What if we could simply slice through the impediments, weed out the contaminated urges that taint our sincere yearning for connection? What if with one swipe we could cut the leaden coils that restrain us from reaching our spiritual goals? What if we could slash through the wall of physicality that barricades us from our Creator?
This is the challenge of man in This World, the uniquely human struggle to cut through the obstacles of Olam Hazeh and sing to Hashem. And this is also the definition of a true zemer: A song of praise to Hashem for the spiritual triumphs born of struggle. All week long we contend with base physicality and mundane pursuits. But on Shabbos we turn to our zemiros, tools of excision, and prune away the physical barriers that obstruct our connection to Hashem.
It’s a struggle to abandon the mundane, to so suddenly reroute midstream. As Shabbos descends, a part of us is still fretting over the bills, wondering about the promotion or the evaluation or the phone call that still has not come.
But that is the beauty of our Shabbos zemer; it is our offering of song born of this precise struggle. And this is why the malachim lack a seventh wing for this form of song: They are not creatures who wrestle and grapple with themselves, struggling toward a relationship with the Borei.
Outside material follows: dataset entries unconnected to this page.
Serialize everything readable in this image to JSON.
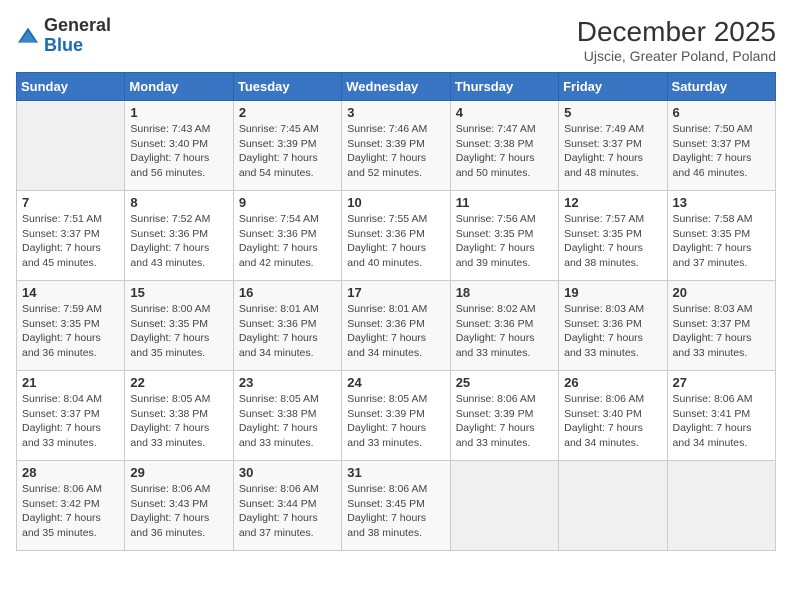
{
  "logo": {
    "general": "General",
    "blue": "Blue"
  },
  "header": {
    "month": "December 2025",
    "location": "Ujscie, Greater Poland, Poland"
  },
  "weekdays": [
    "Sunday",
    "Monday",
    "Tuesday",
    "Wednesday",
    "Thursday",
    "Friday",
    "Saturday"
  ],
  "weeks": [
    [
      {
        "day": "",
        "sunrise": "",
        "sunset": "",
        "daylight": ""
      },
      {
        "day": "1",
        "sunrise": "Sunrise: 7:43 AM",
        "sunset": "Sunset: 3:40 PM",
        "daylight": "Daylight: 7 hours and 56 minutes."
      },
      {
        "day": "2",
        "sunrise": "Sunrise: 7:45 AM",
        "sunset": "Sunset: 3:39 PM",
        "daylight": "Daylight: 7 hours and 54 minutes."
      },
      {
        "day": "3",
        "sunrise": "Sunrise: 7:46 AM",
        "sunset": "Sunset: 3:39 PM",
        "daylight": "Daylight: 7 hours and 52 minutes."
      },
      {
        "day": "4",
        "sunrise": "Sunrise: 7:47 AM",
        "sunset": "Sunset: 3:38 PM",
        "daylight": "Daylight: 7 hours and 50 minutes."
      },
      {
        "day": "5",
        "sunrise": "Sunrise: 7:49 AM",
        "sunset": "Sunset: 3:37 PM",
        "daylight": "Daylight: 7 hours and 48 minutes."
      },
      {
        "day": "6",
        "sunrise": "Sunrise: 7:50 AM",
        "sunset": "Sunset: 3:37 PM",
        "daylight": "Daylight: 7 hours and 46 minutes."
      }
    ],
    [
      {
        "day": "7",
        "sunrise": "Sunrise: 7:51 AM",
        "sunset": "Sunset: 3:37 PM",
        "daylight": "Daylight: 7 hours and 45 minutes."
      },
      {
        "day": "8",
        "sunrise": "Sunrise: 7:52 AM",
        "sunset": "Sunset: 3:36 PM",
        "daylight": "Daylight: 7 hours and 43 minutes."
      },
      {
        "day": "9",
        "sunrise": "Sunrise: 7:54 AM",
        "sunset": "Sunset: 3:36 PM",
        "daylight": "Daylight: 7 hours and 42 minutes."
      },
      {
        "day": "10",
        "sunrise": "Sunrise: 7:55 AM",
        "sunset": "Sunset: 3:36 PM",
        "daylight": "Daylight: 7 hours and 40 minutes."
      },
      {
        "day": "11",
        "sunrise": "Sunrise: 7:56 AM",
        "sunset": "Sunset: 3:35 PM",
        "daylight": "Daylight: 7 hours and 39 minutes."
      },
      {
        "day": "12",
        "sunrise": "Sunrise: 7:57 AM",
        "sunset": "Sunset: 3:35 PM",
        "daylight": "Daylight: 7 hours and 38 minutes."
      },
      {
        "day": "13",
        "sunrise": "Sunrise: 7:58 AM",
        "sunset": "Sunset: 3:35 PM",
        "daylight": "Daylight: 7 hours and 37 minutes."
      }
    ],
    [
      {
        "day": "14",
        "sunrise": "Sunrise: 7:59 AM",
        "sunset": "Sunset: 3:35 PM",
        "daylight": "Daylight: 7 hours and 36 minutes."
      },
      {
        "day": "15",
        "sunrise": "Sunrise: 8:00 AM",
        "sunset": "Sunset: 3:35 PM",
        "daylight": "Daylight: 7 hours and 35 minutes."
      },
      {
        "day": "16",
        "sunrise": "Sunrise: 8:01 AM",
        "sunset": "Sunset: 3:36 PM",
        "daylight": "Daylight: 7 hours and 34 minutes."
      },
      {
        "day": "17",
        "sunrise": "Sunrise: 8:01 AM",
        "sunset": "Sunset: 3:36 PM",
        "daylight": "Daylight: 7 hours and 34 minutes."
      },
      {
        "day": "18",
        "sunrise": "Sunrise: 8:02 AM",
        "sunset": "Sunset: 3:36 PM",
        "daylight": "Daylight: 7 hours and 33 minutes."
      },
      {
        "day": "19",
        "sunrise": "Sunrise: 8:03 AM",
        "sunset": "Sunset: 3:36 PM",
        "daylight": "Daylight: 7 hours and 33 minutes."
      },
      {
        "day": "20",
        "sunrise": "Sunrise: 8:03 AM",
        "sunset": "Sunset: 3:37 PM",
        "daylight": "Daylight: 7 hours and 33 minutes."
      }
    ],
    [
      {
        "day": "21",
        "sunrise": "Sunrise: 8:04 AM",
        "sunset": "Sunset: 3:37 PM",
        "daylight": "Daylight: 7 hours and 33 minutes."
      },
      {
        "day": "22",
        "sunrise": "Sunrise: 8:05 AM",
        "sunset": "Sunset: 3:38 PM",
        "daylight": "Daylight: 7 hours and 33 minutes."
      },
      {
        "day": "23",
        "sunrise": "Sunrise: 8:05 AM",
        "sunset": "Sunset: 3:38 PM",
        "daylight": "Daylight: 7 hours and 33 minutes."
      },
      {
        "day": "24",
        "sunrise": "Sunrise: 8:05 AM",
        "sunset": "Sunset: 3:39 PM",
        "daylight": "Daylight: 7 hours and 33 minutes."
      },
      {
        "day": "25",
        "sunrise": "Sunrise: 8:06 AM",
        "sunset": "Sunset: 3:39 PM",
        "daylight": "Daylight: 7 hours and 33 minutes."
      },
      {
        "day": "26",
        "sunrise": "Sunrise: 8:06 AM",
        "sunset": "Sunset: 3:40 PM",
        "daylight": "Daylight: 7 hours and 34 minutes."
      },
      {
        "day": "27",
        "sunrise": "Sunrise: 8:06 AM",
        "sunset": "Sunset: 3:41 PM",
        "daylight": "Daylight: 7 hours and 34 minutes."
      }
    ],
    [
      {
        "day": "28",
        "sunrise": "Sunrise: 8:06 AM",
        "sunset": "Sunset: 3:42 PM",
        "daylight": "Daylight: 7 hours and 35 minutes."
      },
      {
        "day": "29",
        "sunrise": "Sunrise: 8:06 AM",
        "sunset": "Sunset: 3:43 PM",
        "daylight": "Daylight: 7 hours and 36 minutes."
      },
      {
        "day": "30",
        "sunrise": "Sunrise: 8:06 AM",
        "sunset": "Sunset: 3:44 PM",
        "daylight": "Daylight: 7 hours and 37 minutes."
      },
      {
        "day": "31",
        "sunrise": "Sunrise: 8:06 AM",
        "sunset": "Sunset: 3:45 PM",
        "daylight": "Daylight: 7 hours and 38 minutes."
      },
      {
        "day": "",
        "sunrise": "",
        "sunset": "",
        "daylight": ""
      },
      {
        "day": "",
        "sunrise": "",
        "sunset": "",
        "daylight": ""
      },
      {
        "day": "",
        "sunrise": "",
        "sunset": "",
        "daylight": ""
      }
    ]
  ]
}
They are woefully unequipped to sing zemiros.
Perhaps when we find ourselves struggling to sing zemiros at a boisterous Shabbos seudah where two children are fighting over the “good” seat, another is bawling over a lost parshah sheet, and yet another is pouring a river of soda across the table, we are more authentically embodying the true import of zemiros: the epic struggle to cut through the mundane and sing to Hashem.
This Shabbos, when our zemiros are off-key or drowning in a sea of orange soda and tears, let’s remember that it’s the song of struggle that Hashem treasures. And on this “day off,” instead of sinking in a morass of triviality, we will pick up our scythe, stay the course, and prune ourselves to perfection.
Mrs. Elana Moskowitz has been teaching in seminaries for nearly 20 years.